In the book “The Rise of Theodore Roosevelt - Edmund Morris” the opening line is a quote of a poem by Henry Wadsworth Longfellow called “The Musicians Tale.”

It’s a Pulitzer prize winning book but their opening line was someone else’s writing.

“Then King Olaf entered,

Beautiful as morning,

Like the sun at Easter

Shone his happy face.”

Then Morris opened with his own writing:

“On the late afternoon of 27 October 1858, a flurry of activity disturbed the genteel quietness of East Twentieth Street, New York City.”

I mean it’s good writing but the whole book was. More importantly I was not left thinking that the book was well written. What I was left thinking was what a remarkable human being Theodore Roosevelt was. I think if a book is well written you don’t even notice the writing. You are engrossed in the story being told. That is the evidence that it was written well. For me anyway.
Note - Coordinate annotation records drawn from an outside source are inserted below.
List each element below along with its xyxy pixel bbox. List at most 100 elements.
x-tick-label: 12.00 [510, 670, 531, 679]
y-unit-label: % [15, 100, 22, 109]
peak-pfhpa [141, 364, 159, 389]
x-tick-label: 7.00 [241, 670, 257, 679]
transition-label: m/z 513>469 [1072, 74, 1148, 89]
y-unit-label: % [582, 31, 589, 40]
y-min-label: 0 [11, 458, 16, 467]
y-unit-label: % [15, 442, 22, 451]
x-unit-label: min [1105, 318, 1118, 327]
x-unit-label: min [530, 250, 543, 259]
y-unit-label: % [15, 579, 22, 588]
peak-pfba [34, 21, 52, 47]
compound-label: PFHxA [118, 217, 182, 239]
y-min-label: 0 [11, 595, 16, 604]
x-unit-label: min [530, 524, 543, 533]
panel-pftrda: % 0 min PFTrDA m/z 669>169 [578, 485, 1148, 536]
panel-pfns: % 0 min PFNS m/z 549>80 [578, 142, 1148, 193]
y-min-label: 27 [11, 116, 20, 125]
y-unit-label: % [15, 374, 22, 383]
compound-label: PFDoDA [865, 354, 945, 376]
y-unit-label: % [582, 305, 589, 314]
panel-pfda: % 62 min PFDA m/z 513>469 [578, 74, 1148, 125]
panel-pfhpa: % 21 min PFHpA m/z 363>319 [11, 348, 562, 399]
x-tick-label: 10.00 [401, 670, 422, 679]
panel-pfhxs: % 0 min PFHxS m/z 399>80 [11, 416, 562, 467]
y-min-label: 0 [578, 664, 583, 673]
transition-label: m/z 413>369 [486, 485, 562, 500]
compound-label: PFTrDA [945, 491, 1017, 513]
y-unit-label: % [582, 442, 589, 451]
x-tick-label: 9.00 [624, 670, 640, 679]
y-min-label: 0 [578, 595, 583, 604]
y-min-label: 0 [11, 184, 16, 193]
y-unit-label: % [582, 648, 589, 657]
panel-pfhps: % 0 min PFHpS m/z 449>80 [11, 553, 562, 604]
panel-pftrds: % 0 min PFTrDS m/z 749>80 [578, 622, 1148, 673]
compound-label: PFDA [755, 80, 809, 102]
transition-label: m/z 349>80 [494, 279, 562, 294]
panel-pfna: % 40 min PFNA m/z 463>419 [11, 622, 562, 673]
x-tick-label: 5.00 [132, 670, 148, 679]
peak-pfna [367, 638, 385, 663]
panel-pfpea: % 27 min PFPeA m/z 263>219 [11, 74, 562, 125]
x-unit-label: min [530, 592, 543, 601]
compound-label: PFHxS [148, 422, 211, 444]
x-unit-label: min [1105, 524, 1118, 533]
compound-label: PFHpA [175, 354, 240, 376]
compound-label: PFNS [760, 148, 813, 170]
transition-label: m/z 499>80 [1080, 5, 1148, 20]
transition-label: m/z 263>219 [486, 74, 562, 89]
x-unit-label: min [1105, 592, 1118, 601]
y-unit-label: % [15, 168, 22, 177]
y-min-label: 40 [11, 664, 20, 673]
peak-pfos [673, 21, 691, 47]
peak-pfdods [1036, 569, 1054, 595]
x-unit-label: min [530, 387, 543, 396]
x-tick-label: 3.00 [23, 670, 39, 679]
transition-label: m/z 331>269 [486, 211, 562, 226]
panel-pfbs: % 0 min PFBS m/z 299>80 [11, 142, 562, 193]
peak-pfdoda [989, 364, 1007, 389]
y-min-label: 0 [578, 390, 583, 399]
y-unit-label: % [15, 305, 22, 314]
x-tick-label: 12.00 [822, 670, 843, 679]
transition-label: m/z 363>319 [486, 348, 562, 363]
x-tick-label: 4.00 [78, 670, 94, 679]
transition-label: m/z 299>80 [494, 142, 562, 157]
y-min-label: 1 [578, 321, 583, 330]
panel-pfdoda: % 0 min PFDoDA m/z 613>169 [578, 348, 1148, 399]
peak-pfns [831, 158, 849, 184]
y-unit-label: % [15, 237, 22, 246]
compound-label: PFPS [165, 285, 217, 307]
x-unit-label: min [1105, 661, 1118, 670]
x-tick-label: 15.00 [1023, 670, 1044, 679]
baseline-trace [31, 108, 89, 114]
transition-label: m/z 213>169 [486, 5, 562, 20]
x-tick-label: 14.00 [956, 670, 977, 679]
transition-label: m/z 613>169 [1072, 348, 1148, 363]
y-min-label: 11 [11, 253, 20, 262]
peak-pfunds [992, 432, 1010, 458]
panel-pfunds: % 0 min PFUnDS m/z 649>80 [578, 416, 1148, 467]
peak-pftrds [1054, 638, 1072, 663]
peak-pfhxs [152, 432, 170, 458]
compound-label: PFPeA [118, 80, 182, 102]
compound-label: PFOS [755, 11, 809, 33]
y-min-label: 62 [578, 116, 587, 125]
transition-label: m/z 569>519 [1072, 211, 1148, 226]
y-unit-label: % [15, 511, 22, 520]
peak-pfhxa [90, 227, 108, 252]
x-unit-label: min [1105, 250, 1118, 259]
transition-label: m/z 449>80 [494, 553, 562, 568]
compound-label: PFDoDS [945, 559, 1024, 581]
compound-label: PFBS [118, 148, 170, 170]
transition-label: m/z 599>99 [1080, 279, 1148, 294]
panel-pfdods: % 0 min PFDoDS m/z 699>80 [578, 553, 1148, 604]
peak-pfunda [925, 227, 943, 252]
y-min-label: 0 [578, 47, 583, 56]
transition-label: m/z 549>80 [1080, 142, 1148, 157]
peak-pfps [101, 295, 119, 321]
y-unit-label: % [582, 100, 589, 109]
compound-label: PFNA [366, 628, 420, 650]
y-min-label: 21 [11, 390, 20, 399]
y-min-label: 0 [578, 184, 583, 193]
I believe Bill Bryson is a great writer. His book “At Home” is a favorite of mine. The first line is :

“Some time after we moved into a former Church of England rectory in a village of tranquil anonymity in Norfolk, in the easternmost part of England, I had occasion to go up into the attic to look for the source of a slow but mysterious drip."

That line didn’t capture me or draw me in. It was just someplace to start. Was it written well? Of course. But it was the story told in his “voice” that carried me along.

I also read the John Marshall Harlan Bio “The Great Dissenter” recently.

The first line isn’t what I would consider great:

“They say that history is written by the victors."

I didn’t read that line and give it the cynical take I could have of, oh how original. It was just where the story began. And in the end it was an interesting story that the author told. I didn’t take off points because the opening line wasn’t great. I never thought of it again.

So I don’t get it. For me the first line doesn’t have to be great. It’s what comes after that matters. Was it a good story.

Thats what matters to me anyway.

Mostly what I want is for the writing to not get in the way of the story and to carry me along.

But maybe that’s just me. I’m certainly no expert nor great writer.